The death of my aunt surely struck my father hard. They were, as the saying goes, Irish twins, less than 12 months apart in age. She had been his playmate for his entire life. When I thought about her death I kept returning to a photograph I had once seen of them playing hide and seek around an apple tree when they were toddlers.

My aunt had been sick with cancer for several years but the end came quickly and unexpectedly. It was just four years ago that my grandmother died. None of us, at that time, would have believed it if we had been told that my aunt would die four years and one month later.

Now there is just my father and his youngest brother. Luckily they are friends, comrades, fishermen-in-arms. You can often find them casting out their lines at the Salmon River bridge located on the road between their two houses which are less than a mile apart.

So I waited for the conversation to start. But it didn't; at least not that one.

Da was fly fishing; hoping for a big trout. There was one already on the beach when I got there—past the point of playing the line, gills no longer trying to breathe in the unfamiliar atmosphere.

After a while a new fly needed to be tied and Da waded ashore. We talked about flys; none of them looked like anything we had ever seen in nature yet the fish went for them greedily. We sat, he tied the fly and the fish started to jump in the river diverting his attention from his knots. The more the fish jumped the harder it was to tie the fly. Finally he got back into the water and we kept an eye out for the fish who now seemed to jumping on the other side of the river.

The closest we got to talking about my aunt was when my father got up from the shoreline in an uncertain fashion—a little wonky in his waders. He said that was how it went when you were getting old then corrected himself and said, “when you are old.” He went on to tell me that his grandson Sam had recently told my father that he, Sam, could never think of Da as old. He was never an old man to Sam and that is a sentiment with which, most people that know my father, would agree.
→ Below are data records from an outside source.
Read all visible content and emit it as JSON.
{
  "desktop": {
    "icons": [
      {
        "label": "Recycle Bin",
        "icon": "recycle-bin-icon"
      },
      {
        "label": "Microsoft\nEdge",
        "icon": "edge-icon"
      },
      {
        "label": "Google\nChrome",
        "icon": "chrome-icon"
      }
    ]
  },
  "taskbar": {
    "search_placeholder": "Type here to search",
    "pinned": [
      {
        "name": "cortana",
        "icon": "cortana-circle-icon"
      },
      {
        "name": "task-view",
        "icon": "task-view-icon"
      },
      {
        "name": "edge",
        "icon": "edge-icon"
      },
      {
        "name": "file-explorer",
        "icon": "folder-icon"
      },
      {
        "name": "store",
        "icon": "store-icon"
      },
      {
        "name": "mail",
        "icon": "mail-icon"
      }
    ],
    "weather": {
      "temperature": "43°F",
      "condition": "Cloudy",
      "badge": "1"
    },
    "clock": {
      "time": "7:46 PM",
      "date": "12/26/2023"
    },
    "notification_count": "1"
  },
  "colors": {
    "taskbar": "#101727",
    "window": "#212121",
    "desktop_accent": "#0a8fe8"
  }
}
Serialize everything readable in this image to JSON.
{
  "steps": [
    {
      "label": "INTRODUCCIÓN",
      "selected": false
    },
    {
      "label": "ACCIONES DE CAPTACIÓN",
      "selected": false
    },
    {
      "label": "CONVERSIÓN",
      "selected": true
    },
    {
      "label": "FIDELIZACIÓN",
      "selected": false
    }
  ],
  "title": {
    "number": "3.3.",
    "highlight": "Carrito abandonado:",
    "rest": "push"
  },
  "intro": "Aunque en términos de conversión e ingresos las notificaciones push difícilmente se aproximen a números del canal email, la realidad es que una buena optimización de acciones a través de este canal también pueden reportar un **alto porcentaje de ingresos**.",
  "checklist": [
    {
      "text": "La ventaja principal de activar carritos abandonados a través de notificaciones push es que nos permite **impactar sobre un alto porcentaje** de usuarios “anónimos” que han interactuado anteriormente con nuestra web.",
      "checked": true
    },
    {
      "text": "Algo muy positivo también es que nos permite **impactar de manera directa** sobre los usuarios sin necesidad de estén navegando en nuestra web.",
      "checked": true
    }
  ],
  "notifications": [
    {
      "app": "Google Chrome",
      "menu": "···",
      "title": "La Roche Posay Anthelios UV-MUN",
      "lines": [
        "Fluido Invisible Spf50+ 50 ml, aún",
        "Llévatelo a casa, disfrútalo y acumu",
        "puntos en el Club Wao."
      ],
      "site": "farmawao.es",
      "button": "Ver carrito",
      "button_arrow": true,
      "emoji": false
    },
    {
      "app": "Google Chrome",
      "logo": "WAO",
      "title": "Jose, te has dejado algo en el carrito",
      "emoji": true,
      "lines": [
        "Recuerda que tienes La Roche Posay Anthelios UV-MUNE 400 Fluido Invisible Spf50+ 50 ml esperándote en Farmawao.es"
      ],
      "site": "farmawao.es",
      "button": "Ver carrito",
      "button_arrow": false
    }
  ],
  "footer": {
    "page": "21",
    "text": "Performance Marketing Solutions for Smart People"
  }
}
My father has always been a woodsman, a fisherman, a man who always could and would do hard work. It's been very odd to think of him not being able to do things—for him and for me. The idea that my father is getting old is one I really can not square in my mind with the person that I know him to be and I think he has the same problem. Who is he if he is old? The death of his sister brought this question into sharper relief. A day on the river quietly thinking or not thinking about it; that's how we work these things out.

I stayed on the beach watching fish, birds and my father for several hours. The one thing in life I always want more of is time with my Da.

I started for home with a fish and fresh memories; a perfect afternoon.